The industrial sector is small, contributing 14.8% of GDP in 2014. Products manufactured include cement, agricultural products, small-scale beverages, soap, furniture, shoes, plastic goods, textiles and cigarettes.Rwanda's mining industry is an important contributor, generating US$93 million in 2008. Minerals mined include cassiterite, wolframite, gold, and coltan, which is used in the manufacture of electronic and communication devices such as mobile phones.

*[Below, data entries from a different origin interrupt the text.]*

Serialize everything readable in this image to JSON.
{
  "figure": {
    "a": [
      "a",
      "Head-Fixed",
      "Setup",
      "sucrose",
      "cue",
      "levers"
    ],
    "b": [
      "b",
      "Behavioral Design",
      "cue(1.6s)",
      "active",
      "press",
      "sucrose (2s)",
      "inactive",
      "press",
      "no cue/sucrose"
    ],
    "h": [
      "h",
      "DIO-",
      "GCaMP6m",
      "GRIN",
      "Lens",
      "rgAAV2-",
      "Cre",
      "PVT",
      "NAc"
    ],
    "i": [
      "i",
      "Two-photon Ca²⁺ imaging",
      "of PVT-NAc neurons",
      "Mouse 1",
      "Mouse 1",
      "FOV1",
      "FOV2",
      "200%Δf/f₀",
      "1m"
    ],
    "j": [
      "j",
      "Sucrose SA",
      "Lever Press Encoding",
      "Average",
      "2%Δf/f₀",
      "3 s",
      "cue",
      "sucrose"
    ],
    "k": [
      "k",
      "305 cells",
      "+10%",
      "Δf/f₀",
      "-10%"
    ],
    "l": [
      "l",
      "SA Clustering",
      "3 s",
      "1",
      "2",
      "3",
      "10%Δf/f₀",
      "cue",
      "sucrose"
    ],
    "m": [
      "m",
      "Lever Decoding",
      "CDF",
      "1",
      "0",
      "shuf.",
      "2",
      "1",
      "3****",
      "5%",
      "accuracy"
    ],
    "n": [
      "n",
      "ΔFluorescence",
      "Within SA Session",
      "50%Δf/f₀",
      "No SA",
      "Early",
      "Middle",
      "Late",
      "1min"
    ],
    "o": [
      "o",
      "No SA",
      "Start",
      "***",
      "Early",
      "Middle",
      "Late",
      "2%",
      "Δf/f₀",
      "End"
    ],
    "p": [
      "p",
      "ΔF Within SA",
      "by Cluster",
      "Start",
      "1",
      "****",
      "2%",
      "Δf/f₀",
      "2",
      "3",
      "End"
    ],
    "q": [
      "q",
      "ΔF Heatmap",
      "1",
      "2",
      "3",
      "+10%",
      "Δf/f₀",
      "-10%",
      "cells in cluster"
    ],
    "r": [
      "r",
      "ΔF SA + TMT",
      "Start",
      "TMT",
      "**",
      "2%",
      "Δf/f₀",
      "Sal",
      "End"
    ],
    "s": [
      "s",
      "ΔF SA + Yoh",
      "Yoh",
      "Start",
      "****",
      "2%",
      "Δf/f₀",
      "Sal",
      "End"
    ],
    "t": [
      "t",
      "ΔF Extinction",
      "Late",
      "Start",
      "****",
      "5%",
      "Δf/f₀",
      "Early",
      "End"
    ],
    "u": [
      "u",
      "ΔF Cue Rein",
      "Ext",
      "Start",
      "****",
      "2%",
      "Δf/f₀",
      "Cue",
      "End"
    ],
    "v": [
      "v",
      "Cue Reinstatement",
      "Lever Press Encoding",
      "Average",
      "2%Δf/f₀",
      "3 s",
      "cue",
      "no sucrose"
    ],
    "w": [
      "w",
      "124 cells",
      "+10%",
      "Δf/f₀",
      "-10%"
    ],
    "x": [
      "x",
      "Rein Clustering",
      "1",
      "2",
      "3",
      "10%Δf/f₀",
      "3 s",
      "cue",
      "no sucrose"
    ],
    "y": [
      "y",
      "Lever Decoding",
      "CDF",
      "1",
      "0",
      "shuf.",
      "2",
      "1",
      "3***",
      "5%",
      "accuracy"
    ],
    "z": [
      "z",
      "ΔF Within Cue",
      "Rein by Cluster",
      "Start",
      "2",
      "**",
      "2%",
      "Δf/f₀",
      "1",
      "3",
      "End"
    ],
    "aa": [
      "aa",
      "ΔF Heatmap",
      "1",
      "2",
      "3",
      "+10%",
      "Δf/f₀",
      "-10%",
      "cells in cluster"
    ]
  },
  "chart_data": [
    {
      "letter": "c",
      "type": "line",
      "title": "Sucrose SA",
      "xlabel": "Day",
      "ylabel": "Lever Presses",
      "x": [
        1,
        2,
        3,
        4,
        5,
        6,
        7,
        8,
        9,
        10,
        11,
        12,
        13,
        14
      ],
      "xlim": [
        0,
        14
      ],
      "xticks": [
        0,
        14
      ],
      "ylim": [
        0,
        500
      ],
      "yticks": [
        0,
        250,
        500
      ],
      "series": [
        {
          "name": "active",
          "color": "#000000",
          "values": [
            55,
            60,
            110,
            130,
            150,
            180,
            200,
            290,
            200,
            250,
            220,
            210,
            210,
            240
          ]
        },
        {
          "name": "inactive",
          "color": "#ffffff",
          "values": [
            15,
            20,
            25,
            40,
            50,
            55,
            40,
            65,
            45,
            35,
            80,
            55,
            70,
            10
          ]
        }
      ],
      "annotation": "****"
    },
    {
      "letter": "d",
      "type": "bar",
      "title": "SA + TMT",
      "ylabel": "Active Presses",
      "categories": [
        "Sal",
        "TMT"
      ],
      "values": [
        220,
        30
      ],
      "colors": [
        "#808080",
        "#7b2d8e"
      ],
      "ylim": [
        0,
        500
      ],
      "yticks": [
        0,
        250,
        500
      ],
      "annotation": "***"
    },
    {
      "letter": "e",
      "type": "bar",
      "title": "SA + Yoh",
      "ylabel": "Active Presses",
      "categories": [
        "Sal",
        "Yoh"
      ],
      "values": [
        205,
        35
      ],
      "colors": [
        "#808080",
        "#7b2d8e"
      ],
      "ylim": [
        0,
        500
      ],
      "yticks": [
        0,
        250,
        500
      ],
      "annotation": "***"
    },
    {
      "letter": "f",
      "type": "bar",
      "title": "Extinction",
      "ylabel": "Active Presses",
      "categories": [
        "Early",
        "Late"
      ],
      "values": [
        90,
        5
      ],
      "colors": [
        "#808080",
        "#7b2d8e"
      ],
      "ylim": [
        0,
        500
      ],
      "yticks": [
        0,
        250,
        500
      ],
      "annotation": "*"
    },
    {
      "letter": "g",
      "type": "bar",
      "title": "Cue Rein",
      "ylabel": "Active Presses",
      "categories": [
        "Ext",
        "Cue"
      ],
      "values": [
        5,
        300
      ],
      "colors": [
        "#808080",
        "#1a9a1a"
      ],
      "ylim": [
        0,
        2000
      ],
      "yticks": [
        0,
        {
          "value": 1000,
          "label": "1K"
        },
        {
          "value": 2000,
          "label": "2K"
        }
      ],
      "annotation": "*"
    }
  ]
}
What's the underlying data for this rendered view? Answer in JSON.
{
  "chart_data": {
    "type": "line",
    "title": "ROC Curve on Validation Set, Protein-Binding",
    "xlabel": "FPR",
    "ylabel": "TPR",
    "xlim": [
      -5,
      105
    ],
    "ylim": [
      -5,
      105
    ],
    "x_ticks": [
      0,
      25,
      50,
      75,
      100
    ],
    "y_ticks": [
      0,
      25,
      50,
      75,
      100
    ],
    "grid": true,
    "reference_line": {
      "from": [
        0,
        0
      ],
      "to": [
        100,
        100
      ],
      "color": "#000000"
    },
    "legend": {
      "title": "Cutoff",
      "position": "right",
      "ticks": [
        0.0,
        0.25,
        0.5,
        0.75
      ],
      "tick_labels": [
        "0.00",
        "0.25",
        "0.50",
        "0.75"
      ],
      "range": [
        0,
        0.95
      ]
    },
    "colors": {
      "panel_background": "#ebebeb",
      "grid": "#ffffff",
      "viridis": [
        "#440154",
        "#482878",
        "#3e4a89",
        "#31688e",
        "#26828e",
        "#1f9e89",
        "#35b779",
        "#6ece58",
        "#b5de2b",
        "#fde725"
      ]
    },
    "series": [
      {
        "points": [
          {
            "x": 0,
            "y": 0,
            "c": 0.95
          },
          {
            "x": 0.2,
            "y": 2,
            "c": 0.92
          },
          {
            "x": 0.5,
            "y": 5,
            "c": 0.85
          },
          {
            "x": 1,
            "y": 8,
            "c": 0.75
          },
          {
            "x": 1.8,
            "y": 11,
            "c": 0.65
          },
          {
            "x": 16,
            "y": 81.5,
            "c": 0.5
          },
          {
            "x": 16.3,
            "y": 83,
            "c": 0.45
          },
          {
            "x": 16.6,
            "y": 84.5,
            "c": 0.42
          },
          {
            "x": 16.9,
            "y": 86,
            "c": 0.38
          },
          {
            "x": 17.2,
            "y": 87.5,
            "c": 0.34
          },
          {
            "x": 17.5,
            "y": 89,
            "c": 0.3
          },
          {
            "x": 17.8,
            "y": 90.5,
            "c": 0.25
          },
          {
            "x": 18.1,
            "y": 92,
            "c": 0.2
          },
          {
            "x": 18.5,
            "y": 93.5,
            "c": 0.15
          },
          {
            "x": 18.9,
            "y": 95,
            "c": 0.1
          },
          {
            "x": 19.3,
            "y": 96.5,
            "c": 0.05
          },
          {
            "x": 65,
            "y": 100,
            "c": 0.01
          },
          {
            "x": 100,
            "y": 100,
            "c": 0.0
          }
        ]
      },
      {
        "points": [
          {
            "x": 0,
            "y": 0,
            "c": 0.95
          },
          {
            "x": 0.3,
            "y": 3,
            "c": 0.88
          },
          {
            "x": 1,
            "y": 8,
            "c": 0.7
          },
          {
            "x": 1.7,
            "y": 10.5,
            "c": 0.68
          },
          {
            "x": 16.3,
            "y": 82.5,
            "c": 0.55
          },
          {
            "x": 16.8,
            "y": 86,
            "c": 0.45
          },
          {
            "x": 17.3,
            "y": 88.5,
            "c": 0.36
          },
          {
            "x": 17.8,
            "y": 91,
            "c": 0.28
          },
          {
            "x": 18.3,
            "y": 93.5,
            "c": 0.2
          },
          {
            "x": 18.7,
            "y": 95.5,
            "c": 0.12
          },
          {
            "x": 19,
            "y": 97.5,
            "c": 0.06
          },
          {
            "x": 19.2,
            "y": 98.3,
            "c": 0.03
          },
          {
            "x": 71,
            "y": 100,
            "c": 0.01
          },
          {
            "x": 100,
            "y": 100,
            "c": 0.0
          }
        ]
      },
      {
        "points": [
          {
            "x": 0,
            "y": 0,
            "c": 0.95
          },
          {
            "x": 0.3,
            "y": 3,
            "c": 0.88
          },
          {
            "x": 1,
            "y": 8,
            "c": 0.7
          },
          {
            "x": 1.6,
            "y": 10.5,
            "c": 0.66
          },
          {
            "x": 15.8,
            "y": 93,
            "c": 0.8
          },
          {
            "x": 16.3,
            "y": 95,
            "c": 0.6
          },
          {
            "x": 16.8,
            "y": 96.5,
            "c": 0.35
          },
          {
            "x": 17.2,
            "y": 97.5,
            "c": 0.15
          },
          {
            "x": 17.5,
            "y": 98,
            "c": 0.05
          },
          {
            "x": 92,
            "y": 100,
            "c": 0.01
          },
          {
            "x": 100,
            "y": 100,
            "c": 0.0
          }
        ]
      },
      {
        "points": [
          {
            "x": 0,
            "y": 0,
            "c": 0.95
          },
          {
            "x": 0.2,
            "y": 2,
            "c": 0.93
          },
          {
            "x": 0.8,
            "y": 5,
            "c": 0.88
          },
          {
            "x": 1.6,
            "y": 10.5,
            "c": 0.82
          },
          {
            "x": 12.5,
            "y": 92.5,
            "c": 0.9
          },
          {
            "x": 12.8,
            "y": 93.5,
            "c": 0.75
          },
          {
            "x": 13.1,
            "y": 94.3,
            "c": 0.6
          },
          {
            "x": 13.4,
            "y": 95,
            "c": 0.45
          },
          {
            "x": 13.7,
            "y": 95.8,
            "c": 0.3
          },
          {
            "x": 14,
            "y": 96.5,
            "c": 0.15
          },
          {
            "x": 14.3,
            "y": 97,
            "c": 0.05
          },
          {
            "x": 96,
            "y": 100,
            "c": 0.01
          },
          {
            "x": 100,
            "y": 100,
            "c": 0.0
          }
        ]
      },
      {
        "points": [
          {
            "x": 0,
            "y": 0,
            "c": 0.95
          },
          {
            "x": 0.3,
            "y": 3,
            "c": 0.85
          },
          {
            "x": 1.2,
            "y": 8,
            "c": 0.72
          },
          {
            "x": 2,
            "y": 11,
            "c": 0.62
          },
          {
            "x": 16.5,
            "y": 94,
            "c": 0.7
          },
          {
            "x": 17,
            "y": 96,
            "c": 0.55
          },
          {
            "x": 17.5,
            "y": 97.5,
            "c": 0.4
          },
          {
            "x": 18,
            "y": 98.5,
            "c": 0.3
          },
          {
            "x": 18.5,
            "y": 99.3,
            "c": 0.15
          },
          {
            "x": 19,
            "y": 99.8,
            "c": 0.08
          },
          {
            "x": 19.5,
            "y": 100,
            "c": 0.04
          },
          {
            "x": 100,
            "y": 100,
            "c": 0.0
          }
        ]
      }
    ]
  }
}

Rwanda's service sector suffered during the late-2000s recession as bank lending, foreign aid projects and investment were reduced. The sector rebounded in 2010, becoming the country's largest sector by economic output and contributing 43.6% of the country's GDP. Key tertiary contributors include banking and finance, wholesale and retail trade, hotels and restaurants, transport, storage, communication, insurance, real estate, business services and public administration including education and health. Tourism is one of the fastest-growing economic resources and became the country's leading foreign exchange earner in 2007. In spite of the genocide's legacy, the country is increasingly perceived internationally as a safe destination. The number of tourist arrivals in 2013 was 864,000 people, up from 504,000 in 2010. Revenue from tourism was US$303 million in 2014, up from just US$62 million in 2000. The largest contributor to this revenue was mountain gorilla tracking, in the Volcanoes National Park; Rwanda is one of only two countries in which mountain gorillas can be visited safely; the gorillas attract thousands of visitors per year, who are prepared to pay high prices for permits. Other attractions include Nyungwe Forest, home to chimpanzees, Ruwenzori colobus and other primates, the resorts of Lake Kivu, and Akagera, a small savanna reserve in the east of the country.